- Born: Aqeel Ahmed 14 July 1987 (age 39) London, England
- Other name: M Aqeel Ahmed
- Occupations: Film Director, Screenwriter & Film Producer
- Awards: UH Animation Expose for "Best Comedic Film" 2008 Alienated Virgin Media Shorts "Finalist" 2008 Alienated
- Website: www.aqeel.co

= Aqeel Ahmed (director) =

British film writer and director (born 1987)

Aqeel Ahmed (born 14 July 1987), also known by his birthname Mohammed Aqeel Ahmed or M Aqeel Ahmed, is a British film writer and director, as well as founder of his own creative, film & video production company, Ahmco. He is known for his comic short films and animations, usually highlighting social problems and situations. His student short film, Alienated (2008), a visual-effects film about an alien trying to be accepted on Earth, was shortlisted for the Virgin Media Shorts Festival 2008, and is up for awards.

==Filmography==
- How to be a Superhero (2007), Director
- Alienated (2008), Director
- Shattered Pieces (2009), Director

==Shattered Pieces==
In 2009, Ahmed completed a 15-minute short film entitled Shattered Pieces, about a man waking up to find London destroyed. It was shown in film festivals domestically as well as internationally.
In 2010, he uploaded a remastered version of the film (with new colour grading and visual effects) to the popular video sharing site, YouTube.

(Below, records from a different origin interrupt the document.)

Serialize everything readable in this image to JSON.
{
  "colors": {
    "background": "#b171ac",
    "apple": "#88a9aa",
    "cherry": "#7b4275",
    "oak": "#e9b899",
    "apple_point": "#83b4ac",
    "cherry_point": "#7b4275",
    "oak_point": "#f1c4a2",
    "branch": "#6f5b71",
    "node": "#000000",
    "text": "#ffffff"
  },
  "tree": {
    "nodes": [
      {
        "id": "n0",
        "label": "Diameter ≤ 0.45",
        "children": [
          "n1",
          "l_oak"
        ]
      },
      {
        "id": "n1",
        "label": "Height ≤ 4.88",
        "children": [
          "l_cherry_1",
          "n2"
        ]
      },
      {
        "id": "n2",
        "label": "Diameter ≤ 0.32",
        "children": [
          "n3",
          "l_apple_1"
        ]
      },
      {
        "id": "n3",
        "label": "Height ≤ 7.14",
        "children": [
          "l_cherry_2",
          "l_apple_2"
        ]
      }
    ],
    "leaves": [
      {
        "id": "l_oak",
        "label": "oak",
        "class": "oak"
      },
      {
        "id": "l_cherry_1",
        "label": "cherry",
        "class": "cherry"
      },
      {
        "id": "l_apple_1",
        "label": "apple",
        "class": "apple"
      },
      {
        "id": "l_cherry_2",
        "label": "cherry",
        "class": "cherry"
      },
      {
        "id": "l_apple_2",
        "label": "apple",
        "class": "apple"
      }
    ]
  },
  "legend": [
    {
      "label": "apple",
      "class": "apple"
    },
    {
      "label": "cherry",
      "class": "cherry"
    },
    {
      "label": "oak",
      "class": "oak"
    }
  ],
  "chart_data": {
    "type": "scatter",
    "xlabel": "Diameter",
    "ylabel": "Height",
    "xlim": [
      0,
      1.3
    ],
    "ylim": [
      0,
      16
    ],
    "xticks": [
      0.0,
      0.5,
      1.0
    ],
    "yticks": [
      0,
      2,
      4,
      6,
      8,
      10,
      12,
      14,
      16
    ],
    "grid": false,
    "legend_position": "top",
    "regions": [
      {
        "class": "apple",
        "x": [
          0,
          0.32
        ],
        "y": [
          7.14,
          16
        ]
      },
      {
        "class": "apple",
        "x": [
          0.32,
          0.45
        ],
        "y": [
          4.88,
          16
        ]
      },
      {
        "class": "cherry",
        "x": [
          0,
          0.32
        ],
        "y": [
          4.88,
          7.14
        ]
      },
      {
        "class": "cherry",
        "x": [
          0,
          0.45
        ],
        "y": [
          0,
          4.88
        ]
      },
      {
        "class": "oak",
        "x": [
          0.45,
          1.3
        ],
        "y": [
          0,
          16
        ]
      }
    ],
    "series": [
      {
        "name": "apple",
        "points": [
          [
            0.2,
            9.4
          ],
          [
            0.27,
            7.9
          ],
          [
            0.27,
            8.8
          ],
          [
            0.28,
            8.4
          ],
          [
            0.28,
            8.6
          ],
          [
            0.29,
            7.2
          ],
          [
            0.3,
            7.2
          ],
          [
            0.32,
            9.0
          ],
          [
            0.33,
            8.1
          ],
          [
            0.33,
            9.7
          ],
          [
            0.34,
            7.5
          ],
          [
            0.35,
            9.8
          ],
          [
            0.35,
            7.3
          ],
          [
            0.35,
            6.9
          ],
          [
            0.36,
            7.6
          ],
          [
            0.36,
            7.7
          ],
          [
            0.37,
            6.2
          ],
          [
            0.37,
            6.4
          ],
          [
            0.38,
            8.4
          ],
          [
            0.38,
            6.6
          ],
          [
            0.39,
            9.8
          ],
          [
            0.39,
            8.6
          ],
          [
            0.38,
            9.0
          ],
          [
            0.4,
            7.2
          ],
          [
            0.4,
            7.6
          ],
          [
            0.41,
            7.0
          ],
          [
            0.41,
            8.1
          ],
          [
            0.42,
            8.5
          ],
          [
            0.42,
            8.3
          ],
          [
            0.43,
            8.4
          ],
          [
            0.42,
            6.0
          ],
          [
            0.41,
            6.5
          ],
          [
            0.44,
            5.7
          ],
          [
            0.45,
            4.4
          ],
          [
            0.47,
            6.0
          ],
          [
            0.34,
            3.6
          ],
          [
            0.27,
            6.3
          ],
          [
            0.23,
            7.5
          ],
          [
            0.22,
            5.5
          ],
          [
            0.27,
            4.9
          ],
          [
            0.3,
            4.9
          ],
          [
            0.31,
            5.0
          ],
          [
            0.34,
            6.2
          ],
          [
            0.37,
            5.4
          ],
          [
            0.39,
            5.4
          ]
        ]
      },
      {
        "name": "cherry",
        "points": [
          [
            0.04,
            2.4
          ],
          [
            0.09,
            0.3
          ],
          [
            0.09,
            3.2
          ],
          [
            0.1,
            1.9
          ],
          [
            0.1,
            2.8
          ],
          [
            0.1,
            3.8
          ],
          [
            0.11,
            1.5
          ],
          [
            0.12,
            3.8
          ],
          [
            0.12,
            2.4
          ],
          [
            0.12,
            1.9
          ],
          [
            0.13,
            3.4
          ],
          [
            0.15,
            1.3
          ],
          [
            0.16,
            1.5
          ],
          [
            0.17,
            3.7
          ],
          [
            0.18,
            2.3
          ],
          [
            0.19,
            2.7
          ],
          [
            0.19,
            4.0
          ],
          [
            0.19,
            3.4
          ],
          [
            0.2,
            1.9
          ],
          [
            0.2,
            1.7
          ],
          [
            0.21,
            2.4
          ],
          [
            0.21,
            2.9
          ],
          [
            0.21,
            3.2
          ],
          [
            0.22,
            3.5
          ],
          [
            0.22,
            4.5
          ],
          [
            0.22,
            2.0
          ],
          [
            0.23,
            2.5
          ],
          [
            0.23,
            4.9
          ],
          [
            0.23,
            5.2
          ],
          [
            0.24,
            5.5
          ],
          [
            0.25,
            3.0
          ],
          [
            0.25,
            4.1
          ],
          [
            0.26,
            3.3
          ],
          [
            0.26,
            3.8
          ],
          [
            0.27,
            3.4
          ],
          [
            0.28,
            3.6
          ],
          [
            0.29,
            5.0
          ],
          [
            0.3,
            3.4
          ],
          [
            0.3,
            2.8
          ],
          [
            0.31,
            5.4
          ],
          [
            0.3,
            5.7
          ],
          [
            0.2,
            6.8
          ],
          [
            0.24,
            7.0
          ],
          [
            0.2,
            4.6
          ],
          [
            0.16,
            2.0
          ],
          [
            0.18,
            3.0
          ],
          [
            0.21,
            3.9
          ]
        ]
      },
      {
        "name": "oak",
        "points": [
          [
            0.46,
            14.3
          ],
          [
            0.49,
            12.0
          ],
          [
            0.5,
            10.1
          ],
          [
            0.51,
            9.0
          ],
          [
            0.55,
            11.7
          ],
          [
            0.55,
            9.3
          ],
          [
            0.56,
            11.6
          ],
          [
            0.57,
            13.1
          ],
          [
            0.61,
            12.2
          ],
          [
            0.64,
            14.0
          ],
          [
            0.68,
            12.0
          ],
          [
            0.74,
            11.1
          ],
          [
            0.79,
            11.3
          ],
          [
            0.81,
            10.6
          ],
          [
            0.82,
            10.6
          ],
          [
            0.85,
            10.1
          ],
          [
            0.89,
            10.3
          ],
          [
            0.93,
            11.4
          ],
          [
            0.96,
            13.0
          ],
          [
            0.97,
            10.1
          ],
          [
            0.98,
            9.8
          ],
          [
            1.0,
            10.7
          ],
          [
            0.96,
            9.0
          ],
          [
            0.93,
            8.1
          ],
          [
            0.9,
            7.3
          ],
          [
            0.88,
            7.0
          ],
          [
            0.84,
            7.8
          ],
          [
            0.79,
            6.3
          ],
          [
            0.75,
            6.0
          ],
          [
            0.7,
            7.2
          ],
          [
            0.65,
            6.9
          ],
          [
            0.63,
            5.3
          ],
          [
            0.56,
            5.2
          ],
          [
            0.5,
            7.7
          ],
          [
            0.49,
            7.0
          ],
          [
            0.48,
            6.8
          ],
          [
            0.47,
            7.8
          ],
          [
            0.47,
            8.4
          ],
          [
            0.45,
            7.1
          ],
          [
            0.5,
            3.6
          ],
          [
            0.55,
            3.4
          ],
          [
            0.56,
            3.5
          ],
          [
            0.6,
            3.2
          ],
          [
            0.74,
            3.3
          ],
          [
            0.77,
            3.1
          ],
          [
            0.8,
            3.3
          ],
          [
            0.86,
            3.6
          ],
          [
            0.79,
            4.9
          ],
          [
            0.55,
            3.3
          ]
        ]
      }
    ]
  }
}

==Ahmco and upcoming projects==
In September 2011, Ahmed announced on Twitter that he was planning to set up a new production company called Ahmco. Later, a Twitter account and Facebook page emerged, revealing that the company will offer creative services with, the not surprising, speciality in film and video. Ahmco will also serve as a film production company, producing Ahmed's future film projects. The first announced "in-house" production is currently titled AndiRoid.